O dia em que o aposentei

Era uma quarta-feira cinzenta. O despertador tocou e acordei meio indisposta. Arrumei-me, tomei café bem rápido e fui.

Chegando ao trabalho, como nos outros dias, comecei a atender.

- Próximo!

Então ele se levantou.

Nosso encontro foi marcado desde o início do ano por meio de um call center e nem sabíamos.

O recebi com um sorriso no rosto e ele, após passar as mãos inquietas na camisa para secar o suor, apertou as minhas. O convidei para sentar e ele o fez apressadamente como se já tivesse perdido bastante tempo. Ao sentar, logo puxou uma pasta azul e passou a folhear os documentos que lá estavam muito bem guardados. Suas pernas balançavam no mesmo ritmo que o seu nervosismo e eu o observava cuidadosamente todo o tempo. Foi então quando, de repente, ele levantou o rosto e nos olhamos nos olhos pela primeira vez.

Naquele momento, eu soube que eu não poderia deixar a repetição dos dias e das coisas me transformar em máquina, seja de escrever, seja de calcular. Não poderia deixar o cansaço ou o estresse do trânsito atrapalhar.

Com isso em mente, comecei a analisar os documentos e as informações dos sistemas.

Ao olhar as suas carteiras de trabalho tão cheias de vínculos empregatícios pude perceber o quanto ele trabalhou. As páginas denunciavam a passagem do tempo e os intervalos entre um vínculo de trabalho e outro denunciavam as dificuldades.

Apesar dos olhos curiosos, não deu para saber se os seus empregos foram bons, mas ele fez eu ter orgulho do meu.

Nem sei se era assim como eu a pessoa que ele esperava que o recebesse, na estação, quando desembarcasse de sua vida laborativa.

Confesso que se eu soubesse que, neste dia, iria o aposentar, teria, pelo menos, lavado os cabelos, para ficar mais apresentável na foto que ele fez questão de tirar para ter certeza de que não iria esquecer.

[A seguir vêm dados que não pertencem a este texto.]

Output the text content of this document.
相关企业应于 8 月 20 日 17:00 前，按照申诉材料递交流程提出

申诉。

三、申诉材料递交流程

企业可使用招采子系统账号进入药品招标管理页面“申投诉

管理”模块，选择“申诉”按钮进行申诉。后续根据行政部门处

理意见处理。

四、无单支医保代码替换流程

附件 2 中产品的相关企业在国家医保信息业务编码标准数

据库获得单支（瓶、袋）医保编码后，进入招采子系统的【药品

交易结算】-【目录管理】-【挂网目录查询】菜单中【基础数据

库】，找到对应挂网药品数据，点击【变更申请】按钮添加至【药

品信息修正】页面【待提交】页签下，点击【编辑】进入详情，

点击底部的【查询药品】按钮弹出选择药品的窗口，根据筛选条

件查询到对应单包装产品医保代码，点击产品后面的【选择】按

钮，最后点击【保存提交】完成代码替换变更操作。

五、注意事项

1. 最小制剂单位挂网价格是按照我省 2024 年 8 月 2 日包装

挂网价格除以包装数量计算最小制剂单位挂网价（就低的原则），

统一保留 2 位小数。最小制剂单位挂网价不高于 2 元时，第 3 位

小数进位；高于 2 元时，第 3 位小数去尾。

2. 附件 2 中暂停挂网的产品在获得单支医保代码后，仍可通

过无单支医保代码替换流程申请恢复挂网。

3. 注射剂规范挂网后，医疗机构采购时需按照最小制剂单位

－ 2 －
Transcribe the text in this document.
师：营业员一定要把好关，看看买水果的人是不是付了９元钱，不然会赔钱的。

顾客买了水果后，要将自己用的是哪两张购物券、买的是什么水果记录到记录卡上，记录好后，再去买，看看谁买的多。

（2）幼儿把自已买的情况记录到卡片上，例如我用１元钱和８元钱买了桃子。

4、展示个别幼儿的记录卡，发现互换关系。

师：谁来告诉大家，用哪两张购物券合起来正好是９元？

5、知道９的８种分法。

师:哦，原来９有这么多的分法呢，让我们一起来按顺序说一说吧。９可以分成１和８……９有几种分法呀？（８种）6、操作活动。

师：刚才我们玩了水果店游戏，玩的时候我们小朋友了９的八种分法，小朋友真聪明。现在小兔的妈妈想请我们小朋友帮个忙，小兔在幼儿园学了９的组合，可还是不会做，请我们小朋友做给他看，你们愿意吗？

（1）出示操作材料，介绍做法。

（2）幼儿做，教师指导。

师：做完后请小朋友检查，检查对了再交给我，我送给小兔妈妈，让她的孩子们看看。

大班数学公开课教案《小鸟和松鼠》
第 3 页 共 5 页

Mas eu sei que quando ele olhar a foto pendurada na sala de casa, não verá o meu físico ou a oleosidade dos meus cabelos, mas a forma como eu o tratei, quando ele já estava com os pés cansados da viagem que durou mais tempo do que eu tenho de vida.

A esse senhor, que segurava a carta de concessão de sua aposentadoria com tanta felicidade, meu muito obrigada por me sacudir da rotina e por me permitir enxergar, mais uma vez e em meio ao cotidiano e quando as coisas estavam um pouco embaçadas, a grandeza que é servir.